Pésimo fin de semana largo para el turismo: hubo caídas en todos los rubros

El último feriado mostró menos viajes, estadías más cortas y menor gasto real, con predominio de escapadas cercanas y eventos regionales.

03 de mayo, 2026 | 11.39

El fin de semana largo por el Día del Trabajador mostró una clara caída en la actividad turística en todo el país. Según un relevamiento de la Confederación Argentina de la Mediana Empresa (CAME), viajaron 1.066.464 turistas, un 8% menos que en 2025.

El gasto económico directo generado en alimentos, bebidas, alojamiento, transporte, recreación y compras alcanzó los $235.008 millones, pero con un perfil de consumo más concentrado en lo básico y menor inversión en actividades recreativas. El gasto promedio diario por turista fue de $110.181, un 1,6% menos en términos reales que el año anterior, reflejando un consumo más selectivo y contenido.

Además, la estadía promedio se redujo a dos noches, un 25,9% menos que en 2025, cuando hubo un día más de feriado. En total, el gasto real fue un 32,9% menor que en el último fin de semana largo de 2024. 

Este fin de semana largo evidenció una fuerte segmentación territorial en la demanda turística. El movimiento se concentró en destinos con eventos puntuales, atractivos consolidados o propuestas diferenciales, más que en una distribución homogénea. Por ejemplo, ciudades tradicionales como CABA, Mendoza, Córdoba, Bariloche y Puerto Iguazú mantuvieron su capacidad de atracción, apoyadas en su infraestructura y oferta variada.

Por otro lado, destinos intermedios y emergentes ganaron protagonismo gracias a sus agendas locales. San Antonio de Areco, Cañuelas y Baradero en Buenos Aires, o Villa Yacanto y Villa del Dique en Córdoba, se destacaron por ferias, gastronomía y eventos culturales. Asimismo, lugares como Andalgalá en Catamarca, Tolhuin en Tierra del Fuego y el corredor del Alto Neuquén consolidaron su flujo de visitantes con propuestas relacionadas con la naturaleza y la identidad local.

El movimiento aéreo también fue notable: Aerolíneas Argentinas transportó más de 158.000 pasajeros en cuatro días, con una ocupación promedio del 82% y picos superiores al 90% en vuelos domésticos. Los destinos más elegidos fueron Mendoza, Córdoba, Puerto Iguazú, Bariloche y Salta, confirmando que el turismo interno sigue siendo el motor principal, incluso en un contexto económico desafiante.

Escapadas cortas y menos ocupación en clásicos destinos

La tendencia de escapadas cortas se consolidó, con viajes de menor duración y decisiones de último momento. Este comportamiento se reflejó en una alta movilidad general, pero con ocupaciones más moderadas en varios destinos, especialmente en la Costa Atlántica y ciudades de interior.

Los eventos deportivos, culturales y gastronómicos fueron los principales motores para atraer turistas. En Goya, Corrientes, la 49ª edición del Mundial de Pesca del Surubí convocó a 1.400 embarcaciones y miles de pescadores, mientras que en La Cumbre (Córdoba) el Desafío del Río Pinto reunió a más de 6.000 ciclistas, generando derrame económico en localidades cercanas.

En la Ciudad Autónoma de Buenos Aires, más de 100.000 visitantes nacionales e internacionales disfrutaron de una agenda cultural variada que incluyó conciertos, ferias y espectáculos, con una ocupación hotelera promedio del 67% y un impacto económico de $28.000 millones.
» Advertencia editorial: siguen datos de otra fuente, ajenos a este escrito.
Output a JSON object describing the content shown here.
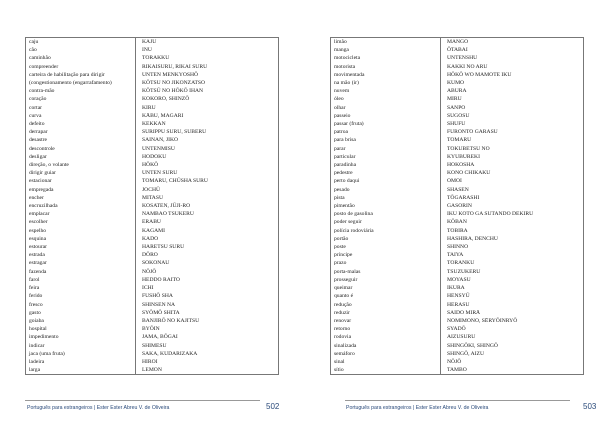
{
  "left_page": {
    "rows": [
      [
        "caju",
        "KAJU"
      ],
      [
        "cão",
        "INU"
      ],
      [
        "caminhão",
        "TORAKKU"
      ],
      [
        "compreender",
        "RIKAISURU, RIKAI SURU"
      ],
      [
        "carteira de habilitação para dirigir",
        "UNTEN MENKYOSHŌ"
      ],
      [
        "(congestionamento (engarrafamento)",
        "KŌTSU NO JIKONZATSO"
      ],
      [
        "contra-mão",
        "KŌTSŪ NO HŌKŌ IHAN"
      ],
      [
        "coração",
        "KOKORO, SHINZŌ"
      ],
      [
        "cortar",
        "KIRU"
      ],
      [
        "curva",
        "KĀBU, MAGARI"
      ],
      [
        "defeito",
        "KEKKAN"
      ],
      [
        "derrapar",
        "SURIPPU SURU, SUBERU"
      ],
      [
        "desastre",
        "SAINAN, JIKO"
      ],
      [
        "descontrole",
        "UNTENMISU"
      ],
      [
        "desligar",
        "HODOKU"
      ],
      [
        "direção, o volante",
        "HŌKŌ"
      ],
      [
        "dirigir guiar",
        "UNTEN SURU"
      ],
      [
        "estacionar",
        "TOMARU, CHŪSHA SURU"
      ],
      [
        "empregada",
        "JOCHŪ"
      ],
      [
        "encher",
        "MITASU"
      ],
      [
        "encruzilhada",
        "KOSATEN, JŪJI-RO"
      ],
      [
        "emplacar",
        "NAMBAO TSUKERU"
      ],
      [
        "escolher",
        "ERABU"
      ],
      [
        "espelho",
        "KAGAMI"
      ],
      [
        "esquina",
        "KADO"
      ],
      [
        "estourar",
        "HARETSU SURU"
      ],
      [
        "estrada",
        "DŌRO"
      ],
      [
        "estragar",
        "SOKONAU"
      ],
      [
        "fazenda",
        "NŌJŌ"
      ],
      [
        "farol",
        "HEDDO RAITO"
      ],
      [
        "feira",
        "ICHI"
      ],
      [
        "ferido",
        "FUSHŌ SHA"
      ],
      [
        "fresco",
        "SHINSEN NA"
      ],
      [
        "gasto",
        "SYŌMŌ SHITA"
      ],
      [
        "goiaba",
        "BANJIRŌ NO KAJITSU"
      ],
      [
        "hospital",
        "BYŌIN"
      ],
      [
        "impedimento",
        "JAMA, BŌGAI"
      ],
      [
        "indicar",
        "SHIMESU"
      ],
      [
        "jaca (uma fruta)",
        "SAKA, KUDARIZAKA"
      ],
      [
        "ladeira",
        "HIROI"
      ],
      [
        "larga",
        "LEMON"
      ]
    ],
    "footer": "Português para estrangeiros | Ester Ester Abreu V. de Oliveira",
    "page_number": "502"
  },
  "right_page": {
    "rows": [
      [
        "limão",
        "MANGO"
      ],
      [
        "manga",
        "ŌTABAI"
      ],
      [
        "motocicleta",
        "UNTENSHU"
      ],
      [
        "motorista",
        "KAKKI NO ARU"
      ],
      [
        "movimentada",
        "HŌKŌ WO MAMOTE IKU"
      ],
      [
        "na mão (ir)",
        "KUMO"
      ],
      [
        "nuvem",
        "ABURA"
      ],
      [
        "óleo",
        "MIRU"
      ],
      [
        "olhar",
        "SANPO"
      ],
      [
        "passeio",
        "SUGOSU"
      ],
      [
        "passar (fruta)",
        "SHUFU"
      ],
      [
        "patroa",
        "FURONTO GARASU"
      ],
      [
        "para brisa",
        "TOMARU"
      ],
      [
        "parar",
        "TOKUBETSU NO"
      ],
      [
        "particular",
        "KYUBUREKI"
      ],
      [
        "paradinha",
        "HOKOSHA"
      ],
      [
        "pedestre",
        "KONO CHIKAKU"
      ],
      [
        "perto daqui",
        "OMOI"
      ],
      [
        "pesado",
        "SHASEN"
      ],
      [
        "pista",
        "TŌGARASHI"
      ],
      [
        "pimentão",
        "GASORIN"
      ],
      [
        "posto de gasolina",
        "IKU KOTO GA SUTANDO DEKIRU"
      ],
      [
        "poder seguir",
        "KŌBAN"
      ],
      [
        "polícia rodoviária",
        "TOBIRA"
      ],
      [
        "portão",
        "HASHIRA, DENCHU"
      ],
      [
        "poste",
        "SHINNO"
      ],
      [
        "príncipe",
        "TAIYA"
      ],
      [
        "prazo",
        "TORANKU"
      ],
      [
        "porta-malas",
        "TSUZUKERU"
      ],
      [
        "prosseguir",
        "MOYASU"
      ],
      [
        "queimar",
        "IKURA"
      ],
      [
        "quanto é",
        "HENSYŪ"
      ],
      [
        "redução",
        "HERASU"
      ],
      [
        "reduzir",
        "SAIDO MIRĀ"
      ],
      [
        "renovar",
        "NOMIMONO, SĒRYŌINRYŌ"
      ],
      [
        "retorno",
        "SYADŌ"
      ],
      [
        "rodovia",
        "AIZUSURU"
      ],
      [
        "sinalizada",
        "SHINGŌKI, SHINGŌ"
      ],
      [
        "semáforo",
        "SHINGŌ, AIZU"
      ],
      [
        "sinal",
        "NŌJŌ"
      ],
      [
        "sítio",
        "TAMBO"
      ]
    ],
    "footer": "Português para estrangeiros | Ester Ester Abreu V. de Oliveira",
    "page_number": "503"
  }
}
Entre los eventos sobresalieron el Gran Premio República en el Hipódromo de Palermo y la Feria Internacional del Libro con Perú como país invitado.

En las provincias, el movimiento fue dispar. Catamarca tuvo un turismo tranquilo con actividades culturales y de naturaleza, mientras que Chaco registró baja ocupación por condiciones climáticas adversas. Córdoba mostró un desempeño positivo con ocupaciones que variaron entre 55% y 78% según el destino, impulsado por eventos y una agenda gastronómica y cultural diversa.

En Neuquén, la Fiesta Nacional del Chef Patagónico en Villa Pehuenia-Moquehue y los circuitos naturales de San Martín de los Andes y Villa La Angostura sostuvieron el flujo turístico. Mientras que en Río Negro, Bariloche mantuvo su liderazgo con propuestas de montaña, lagos y cultura, y en Misiones, Puerto Iguazú volvió a ser el principal polo turístico con atractivos naturales y experiencias nocturnas en las Cataratas.

Por último, las provincias de Salta, San Juan, San Luis y Tierra del Fuego destacaron por agendas culturales, deportivas y religiosas, con perfiles turísticos que combinaron escapadas cortas, turismo regional y actividades al aire libre, a pesar de algunas limitaciones climáticas o económicas.